Мин качает головой: «Госпожа Пак сказала, что ее китайским студентам в среднем требуется месяц для усвоения того, что вы прошли за первую неделю».

«Но зачем сравнивать меня с ними? И зачем сравнивать нас троих друг с другом? Алек владеет языком на высоком уровне, поэтому любой его прогресс будет незаметным – в какой-то момент ты понимаешь, что знаешь почти всё и мало чему можешь еще научиться. А Александр находится на средней, самой сложной стадии – это характерно для изучения любого языка. Ты должна это сама знать лучше кого бы то ни было, Мин. Я уверен, что изучение испанского не было для тебя чем-то вроде легкой прогулки по парку».

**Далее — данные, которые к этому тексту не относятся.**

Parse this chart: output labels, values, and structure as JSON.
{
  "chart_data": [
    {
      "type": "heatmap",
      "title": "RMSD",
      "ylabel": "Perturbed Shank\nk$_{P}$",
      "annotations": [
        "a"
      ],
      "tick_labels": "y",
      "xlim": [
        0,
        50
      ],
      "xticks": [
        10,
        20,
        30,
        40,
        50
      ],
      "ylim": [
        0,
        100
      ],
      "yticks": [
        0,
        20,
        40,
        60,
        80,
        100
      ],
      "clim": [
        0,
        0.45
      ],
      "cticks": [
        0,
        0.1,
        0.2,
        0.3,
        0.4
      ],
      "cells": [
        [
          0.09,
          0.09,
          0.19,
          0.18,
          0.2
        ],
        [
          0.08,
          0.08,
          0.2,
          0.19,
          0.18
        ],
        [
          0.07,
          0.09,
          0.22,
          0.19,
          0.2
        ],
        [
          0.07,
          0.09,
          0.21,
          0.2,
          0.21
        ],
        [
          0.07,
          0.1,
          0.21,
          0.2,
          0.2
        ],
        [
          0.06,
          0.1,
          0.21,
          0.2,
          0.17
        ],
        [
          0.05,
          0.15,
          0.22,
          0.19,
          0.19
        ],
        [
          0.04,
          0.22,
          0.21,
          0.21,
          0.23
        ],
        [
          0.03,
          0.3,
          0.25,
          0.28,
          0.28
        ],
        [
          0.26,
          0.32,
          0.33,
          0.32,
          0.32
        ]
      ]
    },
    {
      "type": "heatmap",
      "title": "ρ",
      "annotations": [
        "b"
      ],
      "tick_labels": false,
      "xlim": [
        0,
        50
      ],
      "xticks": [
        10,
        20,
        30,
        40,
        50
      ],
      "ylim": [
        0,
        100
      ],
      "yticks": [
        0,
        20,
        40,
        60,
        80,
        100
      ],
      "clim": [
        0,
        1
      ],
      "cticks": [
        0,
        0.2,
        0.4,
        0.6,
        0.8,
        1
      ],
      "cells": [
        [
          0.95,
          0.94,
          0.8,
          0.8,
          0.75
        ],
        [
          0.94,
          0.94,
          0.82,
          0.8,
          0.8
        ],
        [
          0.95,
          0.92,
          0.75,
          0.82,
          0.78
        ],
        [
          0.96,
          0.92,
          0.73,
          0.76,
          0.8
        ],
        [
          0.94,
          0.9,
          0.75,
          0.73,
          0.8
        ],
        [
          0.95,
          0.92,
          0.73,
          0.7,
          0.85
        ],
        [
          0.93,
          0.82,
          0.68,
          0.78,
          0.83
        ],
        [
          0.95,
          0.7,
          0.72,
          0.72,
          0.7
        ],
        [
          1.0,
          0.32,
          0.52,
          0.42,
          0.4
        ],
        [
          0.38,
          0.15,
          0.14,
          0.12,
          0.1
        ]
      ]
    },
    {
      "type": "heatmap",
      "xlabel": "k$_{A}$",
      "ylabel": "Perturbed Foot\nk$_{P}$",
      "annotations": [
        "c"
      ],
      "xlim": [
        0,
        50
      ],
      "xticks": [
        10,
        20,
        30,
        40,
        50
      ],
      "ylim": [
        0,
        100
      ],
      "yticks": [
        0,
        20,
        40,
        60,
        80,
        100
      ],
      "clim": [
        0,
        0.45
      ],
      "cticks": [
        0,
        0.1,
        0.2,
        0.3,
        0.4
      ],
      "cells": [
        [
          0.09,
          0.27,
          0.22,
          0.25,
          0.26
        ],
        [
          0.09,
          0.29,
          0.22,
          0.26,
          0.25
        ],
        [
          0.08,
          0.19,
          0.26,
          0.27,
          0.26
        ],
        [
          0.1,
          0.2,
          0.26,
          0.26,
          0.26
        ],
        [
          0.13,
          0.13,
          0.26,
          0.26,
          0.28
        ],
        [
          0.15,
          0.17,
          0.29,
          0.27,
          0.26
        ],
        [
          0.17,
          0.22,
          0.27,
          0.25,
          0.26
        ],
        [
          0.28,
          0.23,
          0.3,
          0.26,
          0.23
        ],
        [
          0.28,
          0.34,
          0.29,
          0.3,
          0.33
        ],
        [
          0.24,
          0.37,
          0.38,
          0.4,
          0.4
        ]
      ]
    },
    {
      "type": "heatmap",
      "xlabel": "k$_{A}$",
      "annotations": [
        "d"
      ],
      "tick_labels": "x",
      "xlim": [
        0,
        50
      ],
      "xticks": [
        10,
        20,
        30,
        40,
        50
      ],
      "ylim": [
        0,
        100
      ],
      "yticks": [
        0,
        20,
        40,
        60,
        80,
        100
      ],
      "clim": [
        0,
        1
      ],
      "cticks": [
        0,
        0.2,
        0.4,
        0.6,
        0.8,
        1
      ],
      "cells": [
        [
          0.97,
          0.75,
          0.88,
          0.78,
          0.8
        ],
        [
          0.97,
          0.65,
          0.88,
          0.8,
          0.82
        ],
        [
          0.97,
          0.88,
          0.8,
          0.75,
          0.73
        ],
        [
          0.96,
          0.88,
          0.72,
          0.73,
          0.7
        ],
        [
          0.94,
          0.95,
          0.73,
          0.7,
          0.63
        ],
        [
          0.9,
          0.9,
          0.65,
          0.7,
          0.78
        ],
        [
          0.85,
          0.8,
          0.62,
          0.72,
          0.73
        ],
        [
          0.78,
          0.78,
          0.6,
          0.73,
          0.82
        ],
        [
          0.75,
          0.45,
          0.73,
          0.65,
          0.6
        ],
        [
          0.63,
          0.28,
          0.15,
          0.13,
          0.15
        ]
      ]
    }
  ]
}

Мин и остальные выслушивают мои аргументы в тишине, но мне кажется, что они пропускают их мимо ушей из вежливой скромности. А так как предмет этого обсуждения вызывает чувства неловкости и смущения, все, не сговариваясь, решают закрыть тему.

Конечно, если Мин позволит это. В следующие дни она снова и снова упоминает о рейтинге во время наших поездок куда-либо – в моменты, когда мы более или менее предоставлены сами себе: именно тогда мы можем говорить друг с другом относительно свободно, не сильно опасаясь того, что нас подслушивают. Даже при том, что Мин упоминает этот рейтинг, просто чтобы подколоть нас, для всех достаточно очевидно, что это акт пассивной агрессии.

Наконец, в один из дней, когда Мин с Александром оказываются на соседних сиденьях в среднем ряду, а мы с Алеком – позади них, она поворачивается к Александру с весьма серьезным выражением лица и говорит: «Я общалась с твоим преподавателем сегодня. Он очень разочарован. Сказал, что ты совсем не учишься. Что происходит, Александр? Почему ты не делаешь домашние задания?»

«Я учусь! – взрывается Александр. – Как ты можешь так говорить? Я же занимаюсь почти каждый вечер, да еще и вместе с тобой!»

Это правда. Если я предпочитаю проводить вечернее время наедине с собой в номере, то Алек и Александр обычно после ужина по два часа сидят в фойе и обсуждают свои занятия и домашние задания с Мин и Ро.